Le corps sans vie de Gabby Bugaga, ministre burundais de la Communication et des Médias, a été découvert ce jeudi 16 avril à l’aube par des paysans dans une palmeraie de Kivoga, à une dizaine de kilomètres de la capitale économique Bujumbura. L’homme politique se trouvait à l’intérieur d’un pick-up stationné à une dizaine de mètres de la route qui traverse les centaines d’hectares de palmiers à huile.
Dans un communiqué officiel, le gouvernement burundais a annoncé le « décès inopiné » du ministre, « survenu à l’aube […] à la suite d’un accident », sans fournir davantage de précisions. Pourtant, un gradé de la police et un responsable administratif local, tous deux ayant requis l’anonymat, évoquent auprès de l’Agence France-Presse (AFP) de « très nombreuses zones d’ombre ».
Selon ces sources, le corps de Gabby Bugaga a été retrouvé au volant du véhicule, vêtu d’un short et d’un polo, chaussé de chaussures de sport blanches, à moitié allongé sur la banquette avant. Des photos partagées sur les réseaux sociaux, authentifiées par les deux sources, montrent des traces d’un fort impact sur le côté droit du pick-up.
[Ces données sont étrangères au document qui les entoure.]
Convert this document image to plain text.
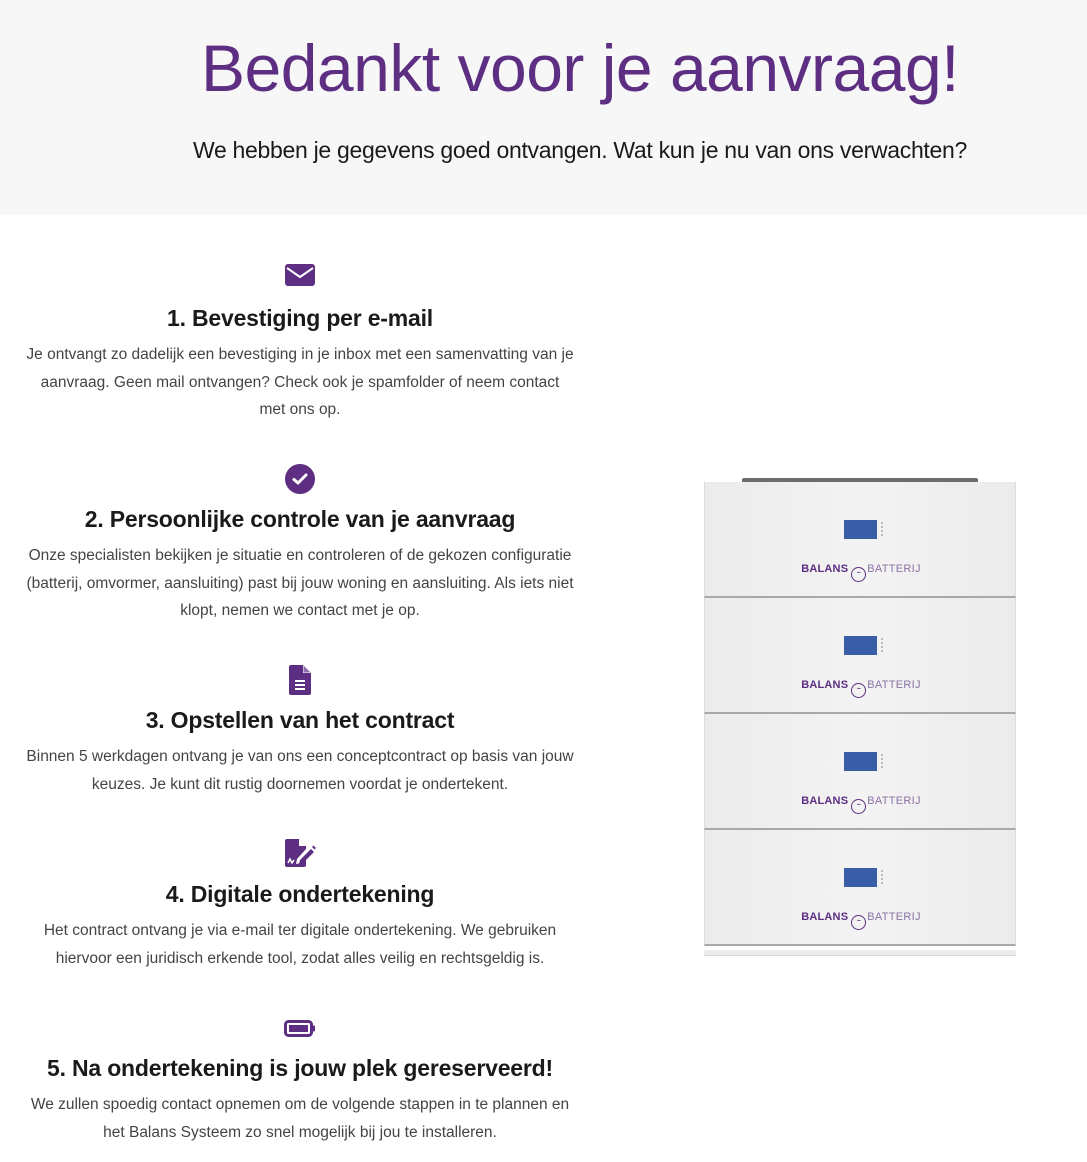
Bedankt voor je aanvraag!

We hebben je gegevens goed ontvangen. Wat kun je nu van ons verwachten?

1. Bevestiging per e-mail
Je ontvangt zo dadelijk een bevestiging in je inbox met een samenvatting van je aanvraag. Geen mail ontvangen? Check ook je spamfolder of neem contact met ons op.
2. Persoonlijke controle van je aanvraag
Onze specialisten bekijken je situatie en controleren of de gekozen configuratie (batterij, omvormer, aansluiting) past bij jouw woning en aansluiting. Als iets niet klopt, nemen we contact met je op.
3. Opstellen van het contract
Binnen 5 werkdagen ontvang je van ons een conceptcontract op basis van jouw keuzes. Je kunt dit rustig doornemen voordat je ondertekent.
4. Digitale ondertekening
Het contract ontvang je via e-mail ter digitale ondertekening. We gebruiken hiervoor een juridisch erkende tool, zodat alles veilig en rechtsgeldig is.
5. Na ondertekening is jouw plek gereserveerd!
We zullen spoedig contact opnemen om de volgende stappen in te plannen en het Balans Systeem zo snel mogelijk bij jou te installeren.
BALANS ~ BATTERIJ
BALANS ~ BATTERIJ
BALANS ~ BATTERIJ
BALANS ~ BATTERIJ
Interrogé, le gradé de la police cité par TV5MONDE souligne : « Ce décès comporte de très nombreuses zones d’ombre, par exemple la nature de la blessure profonde sur son crâne alors que la cabine du véhicule est intacte. » Il ajoute avoir constaté des traces de choc à l’arrière et sur le côté du véhicule, et affirme que « le gouvernement ne veut pas d’un scandale et a décidé d’enterrer l’affaire sans enquête officielle ».
Plusieurs questions restent en suspens : que faisait le ministre sur cette route peu fréquentée, de nuit, sans chauffeur ni officiers de sécurité ? Interrogé par l’AFP sur l’ouverture d’une enquête, le parquet n’a pas immédiatement répondu. En revanche, le ministre de l’Intérieur et de la Sécurité publique, Léonidas Ndaruzaniye, celui de la Justice, Alfred Ahingejeje, le procureur général ainsi que de hauts responsables des services de sécurité se sont rendus sur place.
Ancien journaliste de la Radio-télévision nationale burundaise (RTNB), Gabby Bugaga avait ensuite travaillé dans les cellules communication de plusieurs institutions, intégré la Commission électorale nationale indépendante (Céni), avant d’être nommé ministre de la Communication en 2025, selon notre source.
Ce drame rappelle un passé violent : en 2017, le ministre burundais de l’Environnement, Emmanuel Niyonkuru, avait été tué par balles en pleine crise politique. Depuis l’arrivée au pouvoir en 2020 du président Évariste Ndayishimiye, qui a succédé à Pierre Nkurunziza décédé, le Burundi oscille entre signes d’ouverture et maintien d’un contrôle ferme par des généraux influents.
En attendant d’éventuelles explications officielles, les zones d’ombre entourant la mort de Gabby Bugaga alimentent les interrogations au sein de la société civile et sur les réseaux sociaux.